To explore the functional role of MUC22 in lung cancer cells, siRNAs targeting MUC22 (siMUC22-1 and 2) were transfected into SK-MES-1, NCI-H522 and BEAS-2B cells, and the knockdown efficiency was evaluated by RT-qPCR (Fig. 3A). As shown in Fig. 3B, knockdown of MUC22 promoted the proliferation of both SK-MES-1 and NCI-H522 cell lines. Transwell migration assay showed significantly increased number of migrating SK-MES-1 and NCI-H522 cells after MUC22 knockdown (Fig. 3C). These results suggest that MUC22 inhibits the proliferation and migration of lung cancer cells. We further observed suppressive effect of MUC22 on lung cell malignancy in an immortalized bronchial epithelial cell line BEAS-2B, in which MUC22 knockdown promoted cell growth and motility (Fig. 3A-C).

Nuclear factor (NF)-κB as a key inflammatory regulator plays a critical role in the transformation of chronic inflammation towards carcinogenesis, which is preceded by aberrant expression of MUCs (12–14). We thus investigated the effect of MUC22 on the NF-κB pathway in lung cancer cells. As shown in Fig. 3D, transfection of SK-MES-1 cells with MUC22 siRNAs resulted in a decrease in total IκB-α, but an increase in the phosphorylated IκB-α (p-IκB-α) protein. However, there was no apparent changes in total p65 subunit of NF-κB in whole cell extracts. Because both increased IκB-α and reduced p-IκB-α expression contribute to NF-κB inactivation by trapping NF-κB in the cytoplasm, the distribution of NF-κB p65 subunit in lung cancer cells was examined, which showed a diminution of p65 in the cell cytoplasm with an augmentation in the nuclei upon siMUC22s transfection. Blockade of NF-κB p65 subunit translocation indicates the ability of MUC22 to inactivate NF-κB. These results suggest that epigenetic silencing of MUC22 facilitates lung cancer cell growth and motility via NF-κB activation.

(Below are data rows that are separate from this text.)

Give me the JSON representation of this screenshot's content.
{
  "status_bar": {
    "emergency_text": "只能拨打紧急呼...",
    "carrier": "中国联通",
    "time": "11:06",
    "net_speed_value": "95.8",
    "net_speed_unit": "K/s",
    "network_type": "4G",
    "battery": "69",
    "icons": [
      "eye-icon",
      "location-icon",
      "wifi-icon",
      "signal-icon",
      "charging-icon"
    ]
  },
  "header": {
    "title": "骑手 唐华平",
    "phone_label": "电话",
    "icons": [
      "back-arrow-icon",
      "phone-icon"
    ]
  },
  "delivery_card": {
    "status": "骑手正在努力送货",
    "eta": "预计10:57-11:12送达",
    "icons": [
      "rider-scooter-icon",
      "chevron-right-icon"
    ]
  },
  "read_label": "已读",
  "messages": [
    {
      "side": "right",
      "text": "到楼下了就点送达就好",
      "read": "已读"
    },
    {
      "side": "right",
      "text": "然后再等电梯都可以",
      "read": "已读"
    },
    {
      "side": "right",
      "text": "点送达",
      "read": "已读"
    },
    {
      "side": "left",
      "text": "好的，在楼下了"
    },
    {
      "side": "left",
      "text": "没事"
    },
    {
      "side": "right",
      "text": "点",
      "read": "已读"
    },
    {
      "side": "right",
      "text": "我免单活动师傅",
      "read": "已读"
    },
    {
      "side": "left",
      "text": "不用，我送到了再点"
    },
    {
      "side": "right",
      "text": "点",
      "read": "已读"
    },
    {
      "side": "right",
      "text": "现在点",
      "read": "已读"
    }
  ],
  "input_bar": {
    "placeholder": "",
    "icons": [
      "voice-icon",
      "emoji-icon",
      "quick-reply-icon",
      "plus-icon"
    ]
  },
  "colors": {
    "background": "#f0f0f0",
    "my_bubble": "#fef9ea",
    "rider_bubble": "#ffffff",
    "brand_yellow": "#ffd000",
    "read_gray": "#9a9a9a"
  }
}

The potential prognostic prediction value of MUC22 expression in LUSC (n=494) and LUAD (n=499) was assessed by Kaplan-Meier analysis of overall survival (OS) of MUC22^Low and MUC22^High lung cancer patients using the dataset available from the Human Protein Atlas (http://www.proteinatlas.org) (27) (Table SVI). As shown in Fig. 4A-E, Cramer-von Mises test analysis of the survival curves revealed that MUC22^High was significantly associated with favorable OS in LUSC patients but with worse OS in LUAD patients (Fig. 4A). Further analyses revealed the association of MUC22^High with more favorable outcome of LUSC patients at stages I and III cancer (Fig. 4B and D) but not at stages II and IV (Fig. 4C and E). By contrast, compared to MUC22^Low, MUC22^High LUAD patients had a significantly worse OS at stages I and II (Fig. 4B and C), but with a reversed outcome in patients with stage III cancer (Fig. 4D). The diverse association of MUC22 expression with patient survival with different stages of LUSC and LUAD reveals a complicated role of MUC22 in tumor heterogeneity during cancer progression.